For those of you who don’t know, the phrase, which comes from those mad Greeks, boils down to a clear and present fear of beards.
This year has been one underlined by dark and disruptive events. Indeed, almost all my nerves are frayed by the mere thought of Trump or another Bush in the White House. If you think the zombies in The Walking Dead are frightful, US politics are completely over the edge.
Just as bad, however, is the painful trendiness we’ve had to endure at the hand of the bearded hipster. But at least the tribe has spoken and the hipster has finally been hounded out by the ‘yuccie’, leaving Santa in a dangerous crossfire, and most certainly off the A-list.
My views on these Millennials, who now account for about 25 percent of the consumer public, are undoubtedly mixed. They rent (I, on the other hand, rant).
What future do we have at the hands of these prepubescent tech fiends who are so busy on YouTube, Tinder and Twitter that they can’t dream the good dream of condo ownership, never mind a small slice of timeshare? Even though we’ve survived yuppies, and now hipsters, this new breed of Millennials has struck fear in to the heart of commerce.
In fact, my holiday angst is now in full throttle and the very thought of Christmas, in addition to a terminal case of pogonophobia, is simply too much for my frayed and flawed psyche.
Maybe this year’s holiday will be put out in the cold. Maybe Santa has joined those jilted hipsters in some remote location, far from reality television and crossed off the nice list. And while brand men are temporarily rejoicing from the rooftops with evangelical glee, the empty void of the emerging millennial market can only signal a continued disruption to surreal estate.
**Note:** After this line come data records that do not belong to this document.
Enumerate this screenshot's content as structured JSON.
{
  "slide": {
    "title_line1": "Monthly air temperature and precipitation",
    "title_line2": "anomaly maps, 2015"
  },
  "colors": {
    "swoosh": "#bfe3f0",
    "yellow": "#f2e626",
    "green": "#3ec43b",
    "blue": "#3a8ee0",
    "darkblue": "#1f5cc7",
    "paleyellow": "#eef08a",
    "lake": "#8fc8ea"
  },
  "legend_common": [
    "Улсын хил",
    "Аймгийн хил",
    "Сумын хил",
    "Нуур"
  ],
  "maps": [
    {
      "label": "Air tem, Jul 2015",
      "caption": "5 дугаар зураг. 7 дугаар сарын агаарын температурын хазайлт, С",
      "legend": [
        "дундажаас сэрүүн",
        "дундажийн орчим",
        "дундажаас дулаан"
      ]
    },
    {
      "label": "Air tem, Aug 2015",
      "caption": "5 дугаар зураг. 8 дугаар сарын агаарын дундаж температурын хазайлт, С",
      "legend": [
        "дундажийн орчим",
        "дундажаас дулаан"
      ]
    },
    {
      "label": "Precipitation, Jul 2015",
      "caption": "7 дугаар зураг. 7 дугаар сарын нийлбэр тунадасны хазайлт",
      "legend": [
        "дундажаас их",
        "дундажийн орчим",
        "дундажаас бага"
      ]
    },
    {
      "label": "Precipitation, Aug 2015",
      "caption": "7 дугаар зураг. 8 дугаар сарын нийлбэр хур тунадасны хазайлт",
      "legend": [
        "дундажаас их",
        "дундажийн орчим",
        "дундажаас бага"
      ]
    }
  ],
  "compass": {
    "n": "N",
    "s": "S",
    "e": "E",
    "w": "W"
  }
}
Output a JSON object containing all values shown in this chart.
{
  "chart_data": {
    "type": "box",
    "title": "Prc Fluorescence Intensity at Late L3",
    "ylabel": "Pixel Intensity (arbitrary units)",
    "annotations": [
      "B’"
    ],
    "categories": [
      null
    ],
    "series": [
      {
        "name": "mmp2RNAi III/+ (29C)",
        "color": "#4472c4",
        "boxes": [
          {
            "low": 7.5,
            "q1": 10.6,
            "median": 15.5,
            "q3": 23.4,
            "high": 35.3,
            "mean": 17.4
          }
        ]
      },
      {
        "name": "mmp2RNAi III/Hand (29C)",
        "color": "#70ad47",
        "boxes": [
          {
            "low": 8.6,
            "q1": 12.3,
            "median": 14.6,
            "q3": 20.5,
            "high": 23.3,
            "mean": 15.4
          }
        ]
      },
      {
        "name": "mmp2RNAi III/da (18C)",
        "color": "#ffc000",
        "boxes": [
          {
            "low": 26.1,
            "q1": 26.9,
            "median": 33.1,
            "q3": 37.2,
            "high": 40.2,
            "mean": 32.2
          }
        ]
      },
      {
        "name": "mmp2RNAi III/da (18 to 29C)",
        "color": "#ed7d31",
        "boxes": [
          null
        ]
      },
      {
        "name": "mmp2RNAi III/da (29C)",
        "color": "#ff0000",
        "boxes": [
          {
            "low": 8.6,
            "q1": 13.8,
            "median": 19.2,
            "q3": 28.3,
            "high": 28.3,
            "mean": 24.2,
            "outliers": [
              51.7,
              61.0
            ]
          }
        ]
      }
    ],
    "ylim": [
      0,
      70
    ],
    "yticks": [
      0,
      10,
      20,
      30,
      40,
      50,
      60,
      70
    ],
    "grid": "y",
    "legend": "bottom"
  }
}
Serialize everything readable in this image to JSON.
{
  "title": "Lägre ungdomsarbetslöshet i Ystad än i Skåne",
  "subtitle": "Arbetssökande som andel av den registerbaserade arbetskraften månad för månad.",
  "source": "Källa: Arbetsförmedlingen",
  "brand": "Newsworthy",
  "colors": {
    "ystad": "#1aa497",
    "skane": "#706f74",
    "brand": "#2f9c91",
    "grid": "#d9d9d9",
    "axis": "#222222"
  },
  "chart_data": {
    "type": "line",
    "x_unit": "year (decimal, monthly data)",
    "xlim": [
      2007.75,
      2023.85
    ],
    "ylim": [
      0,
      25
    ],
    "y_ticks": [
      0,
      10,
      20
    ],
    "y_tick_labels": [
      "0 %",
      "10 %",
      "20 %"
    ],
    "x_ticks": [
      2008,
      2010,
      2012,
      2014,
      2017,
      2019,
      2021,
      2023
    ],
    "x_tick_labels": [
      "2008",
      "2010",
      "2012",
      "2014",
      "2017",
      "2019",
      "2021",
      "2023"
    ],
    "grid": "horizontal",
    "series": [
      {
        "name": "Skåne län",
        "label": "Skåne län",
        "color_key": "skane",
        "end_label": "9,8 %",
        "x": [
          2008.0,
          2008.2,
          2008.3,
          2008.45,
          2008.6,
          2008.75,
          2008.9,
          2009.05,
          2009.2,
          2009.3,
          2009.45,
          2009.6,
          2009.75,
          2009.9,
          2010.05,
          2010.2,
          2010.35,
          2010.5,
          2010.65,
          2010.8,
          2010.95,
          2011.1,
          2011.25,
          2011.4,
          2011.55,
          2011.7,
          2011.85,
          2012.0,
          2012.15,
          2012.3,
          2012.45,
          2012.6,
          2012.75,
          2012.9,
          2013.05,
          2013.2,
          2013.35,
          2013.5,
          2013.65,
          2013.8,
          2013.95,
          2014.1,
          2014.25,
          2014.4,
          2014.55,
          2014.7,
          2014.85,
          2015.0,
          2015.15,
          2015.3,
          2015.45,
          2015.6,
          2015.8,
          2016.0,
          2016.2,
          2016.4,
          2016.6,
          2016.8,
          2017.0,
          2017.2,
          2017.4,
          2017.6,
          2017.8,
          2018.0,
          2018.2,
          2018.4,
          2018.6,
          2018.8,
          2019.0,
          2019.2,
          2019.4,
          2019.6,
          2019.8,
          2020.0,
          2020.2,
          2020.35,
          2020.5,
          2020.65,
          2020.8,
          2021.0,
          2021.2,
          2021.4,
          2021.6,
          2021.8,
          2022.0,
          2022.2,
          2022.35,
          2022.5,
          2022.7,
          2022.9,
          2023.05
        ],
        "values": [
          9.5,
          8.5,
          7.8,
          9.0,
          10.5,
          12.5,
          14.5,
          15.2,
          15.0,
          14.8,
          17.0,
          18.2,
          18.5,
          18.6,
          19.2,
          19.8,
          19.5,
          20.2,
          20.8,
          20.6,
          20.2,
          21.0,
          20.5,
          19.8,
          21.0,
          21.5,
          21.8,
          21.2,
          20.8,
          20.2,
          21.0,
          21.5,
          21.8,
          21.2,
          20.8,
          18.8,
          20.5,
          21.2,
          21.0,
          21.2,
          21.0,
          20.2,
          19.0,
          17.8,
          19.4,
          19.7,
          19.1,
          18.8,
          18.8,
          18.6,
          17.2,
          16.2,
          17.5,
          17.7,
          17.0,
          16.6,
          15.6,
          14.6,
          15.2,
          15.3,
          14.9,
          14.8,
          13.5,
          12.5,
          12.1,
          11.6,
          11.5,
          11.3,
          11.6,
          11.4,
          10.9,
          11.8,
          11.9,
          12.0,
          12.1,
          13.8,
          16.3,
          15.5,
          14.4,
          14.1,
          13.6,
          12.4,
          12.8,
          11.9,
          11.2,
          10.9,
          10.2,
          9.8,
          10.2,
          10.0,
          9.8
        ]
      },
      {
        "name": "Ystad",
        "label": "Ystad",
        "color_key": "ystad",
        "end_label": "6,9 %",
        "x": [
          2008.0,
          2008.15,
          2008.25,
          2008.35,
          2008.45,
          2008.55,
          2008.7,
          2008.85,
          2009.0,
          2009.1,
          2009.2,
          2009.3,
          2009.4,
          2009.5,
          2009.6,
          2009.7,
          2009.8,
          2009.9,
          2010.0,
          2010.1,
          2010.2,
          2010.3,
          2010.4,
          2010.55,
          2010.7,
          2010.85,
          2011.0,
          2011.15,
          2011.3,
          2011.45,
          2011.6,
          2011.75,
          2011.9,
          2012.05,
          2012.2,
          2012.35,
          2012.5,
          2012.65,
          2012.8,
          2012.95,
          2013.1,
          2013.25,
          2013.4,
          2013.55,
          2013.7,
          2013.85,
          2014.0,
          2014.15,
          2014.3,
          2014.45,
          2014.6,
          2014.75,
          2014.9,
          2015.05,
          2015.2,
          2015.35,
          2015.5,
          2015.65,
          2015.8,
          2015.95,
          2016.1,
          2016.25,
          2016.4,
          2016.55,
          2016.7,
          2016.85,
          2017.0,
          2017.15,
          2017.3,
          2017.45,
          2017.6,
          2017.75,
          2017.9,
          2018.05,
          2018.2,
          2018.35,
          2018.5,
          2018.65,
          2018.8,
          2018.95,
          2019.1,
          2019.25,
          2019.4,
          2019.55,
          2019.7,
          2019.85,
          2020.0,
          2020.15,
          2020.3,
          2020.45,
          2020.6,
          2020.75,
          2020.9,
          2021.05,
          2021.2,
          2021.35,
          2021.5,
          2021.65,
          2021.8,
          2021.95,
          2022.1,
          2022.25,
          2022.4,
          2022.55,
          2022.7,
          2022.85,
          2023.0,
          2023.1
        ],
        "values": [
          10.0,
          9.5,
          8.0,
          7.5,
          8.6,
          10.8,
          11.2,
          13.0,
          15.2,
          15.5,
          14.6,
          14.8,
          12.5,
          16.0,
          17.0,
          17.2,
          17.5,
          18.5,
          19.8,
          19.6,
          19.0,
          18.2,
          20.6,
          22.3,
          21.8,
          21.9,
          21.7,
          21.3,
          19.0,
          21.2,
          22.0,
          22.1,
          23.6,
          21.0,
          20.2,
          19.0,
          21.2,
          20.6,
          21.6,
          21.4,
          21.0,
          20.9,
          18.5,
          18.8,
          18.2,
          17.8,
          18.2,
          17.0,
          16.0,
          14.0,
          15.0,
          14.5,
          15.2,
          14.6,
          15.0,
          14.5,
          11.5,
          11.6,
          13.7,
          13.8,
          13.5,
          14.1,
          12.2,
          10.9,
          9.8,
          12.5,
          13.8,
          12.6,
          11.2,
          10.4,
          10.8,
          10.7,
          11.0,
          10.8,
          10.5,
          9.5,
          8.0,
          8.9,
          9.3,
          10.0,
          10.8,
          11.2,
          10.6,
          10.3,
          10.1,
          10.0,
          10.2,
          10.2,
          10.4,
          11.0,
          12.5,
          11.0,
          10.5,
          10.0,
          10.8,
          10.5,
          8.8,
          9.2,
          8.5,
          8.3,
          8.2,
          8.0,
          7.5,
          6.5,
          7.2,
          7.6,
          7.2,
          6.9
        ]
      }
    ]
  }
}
Yeah, hipsters were indeed a sad breed that preferred renting, but at least they contributed towards rental yields – a sort of property play – which is more than I can say for those glass-eyed Millennials.
So, what does 2016 have in store for us? What will be in; what will be cast out and which ridiculous neologisms (yep, another one from the Greeks) will be added to the Urban Dictionary – and ultimately Merriam Webster? My mind boggles and somewhere in the distance a bartender named Rudolf is lining up shots.
Merry Christmas indeed, and to the Millennials I wish you the longest and loneliest of nights.